Ci sono luoghi a Monaco capaci di riportare indietro nel tempo all’istante. Uno di questi è l’Hôtel Hermitage a Monte Carlo. Qui la Belle-Époque, il periodo storico che ha reso Monte Carlo la capitale mondiale del gioco, continua a rivivere nelle cupole in vetro e negli stucchi dorati.

Nella sala di esposizione dell’Hotel Hermitage, gli ospiti tuttavia si perdono in un altro genere di lusso. Sotto i tetti dorati, centinaia di gioielli, dai bracciali d’oro alle parure di diamanti e zaffiri, sono messi in mostra sotto teche di vetro. Le collane, gli orecchini, i bracciali e gli anelli affascinano i nuovi arrivati come fossero i gioielli della corona.

Come si trasportano i gioielli che valgono milioni?

Dietro una scena così straordinaria si cela un intricato sistema di sicurezza che comincia ancor prima della settimana dell’asta. “Tutti i gioielli che vengono consegnati a Monaco sono prima mandati a Parigi per essere fotografati e messi in mostra per la clientela parigina di Artcurial”, spiega Louise Gréther, direttrice di Artcurial Monaco. I lotti, che insieme valgono milioni di euro, sono trasportati nella capitale francese da un’azienda di trasporti specializzata.

I gioielli non restano a Monaco durante la notte

Dopo che i gioielli vengono fotografati ed esposti a Parigi, i lotti ritornano a Monaco. Durante la settimana dell’asta, i gioielli sono messi in mostra dalla domenica al martedì, per poi essere venduti il mercoledì. Nonostante il Covid-19, Louise Gréther afferma che non ci sono stati intoppi, eccetto per un improvviso coprifuoco alle 19:00 che ha costretto Artcurial a spostare gli orari di visita di un’ora.

Durante la settimana in cui si tiene l’asta, ogni sera l’azienda di trasporti sposta i lotti in una location segreta, per poi riportarli la mattina successiva. “I gioielli non restano a Monaco durante la notte, in realtà non ho idea di dove li portino”, ammette Louise Gréther. “Spostare gli articoli avanti e indietro è una vera impresa. Richiede tantissima concentrazione, perché non possiamo perdere o danneggiare nessun oggetto. Devono essere confezionati correttamente ogni sera. Il lavoro manuale che svolge il nostro staff è straordinario”, afferma la direttrice della casa d’aste.

A chi appartengono i gioielli?

Il fiore all’occhiello dell’asta di gioielli di Artcurial di quest’anno è la collezione “Property of a lady”, che comprende una collana di Cartier del 1925 con perle di corallo scolpite con tradizionali motivi cinesi, un girocollo Cartier con 12 pantere incastonate di diamanti e un anello con diamante giallo dal valore che oscilla tra i 380.000 e 420.000 euro. “Tutti i gioielli della collezione sono stati acquistati da un uomo per sua moglie”, spiega Louise Gréther. “Aveva un gusto eccezionale, si vede che dietro ogni regalo c’era passione e amore per lei”.

Che l’asta abbia inizio!

All’asta delle 14:00 di mercoledì, gli offerenti si contendono diverse spille. Alcuni di loro indossano gioielli quasi identici a quelli messi in mostra. A un certo punto, un compratore offre una somma ben più alta del valore stimato dell’oggetto, e il tutto nel bel mezzo dell’asta. In pochi minuti, due spille, una Cartier a forma di tartaruga e una Van Cleeef & Arpels a forma di leone “spettinato” con occhi di smeraldo, vengono aggiudicate per poco meno di 5.500 euro l’una. Un’altra spilla, sempre di Van Cleef & Arpels ma questa volta a forma di fiore e risalente al 1968, viene venduta per 13.650 euro, tre volte il suo prezzo stimato.
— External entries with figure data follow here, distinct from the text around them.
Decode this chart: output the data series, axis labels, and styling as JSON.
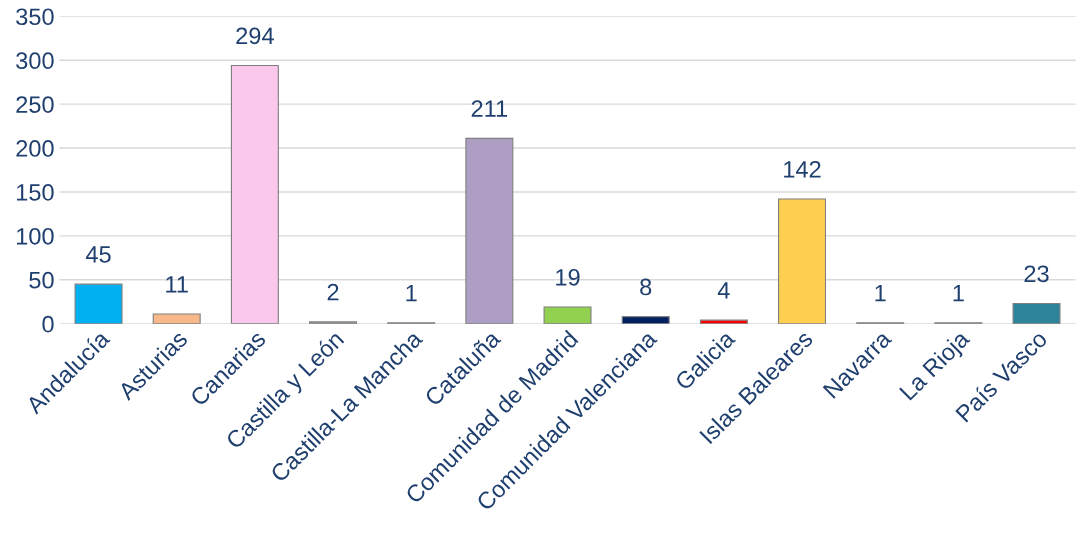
{
  "chart_data": {
    "type": "bar",
    "categories": [
      "Andalucía",
      "Asturias",
      "Canarias",
      "Castilla y León",
      "Castilla-La Mancha",
      "Cataluña",
      "Comunidad de Madrid",
      "Comunidad Valenciana",
      "Galicia",
      "Islas Baleares",
      "Navarra",
      "La Rioja",
      "País Vasco"
    ],
    "values": [
      45,
      11,
      294,
      2,
      1,
      211,
      19,
      8,
      4,
      142,
      1,
      1,
      23
    ],
    "colors": [
      "#00b0f0",
      "#f8b98a",
      "#f9c8ea",
      "#a6a6a6",
      "#a6a6a6",
      "#ae9ec4",
      "#92d050",
      "#002060",
      "#ff0000",
      "#ffd050",
      "#a6a6a6",
      "#a6a6a6",
      "#2e849a"
    ],
    "ylim": [
      0,
      350
    ],
    "yticks": [
      0,
      50,
      100,
      150,
      200,
      250,
      300,
      350
    ],
    "grid": "y",
    "data_labels": true
  }
}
Alle 17:00, gli occhi sono di nuovo puntati sulla collezione “Property of a lady”. Un rosario Cartier con una croce removibile viene aggiudicato per poco più di 44.000 euro. Poi è il turo della collana con perle cinesi, venduta per 104.000 euro, del girocollo con pantere, per cui il martello batte a 110.500 euro, e infine, dell’anello con diamante giallo, che però resta invenduto.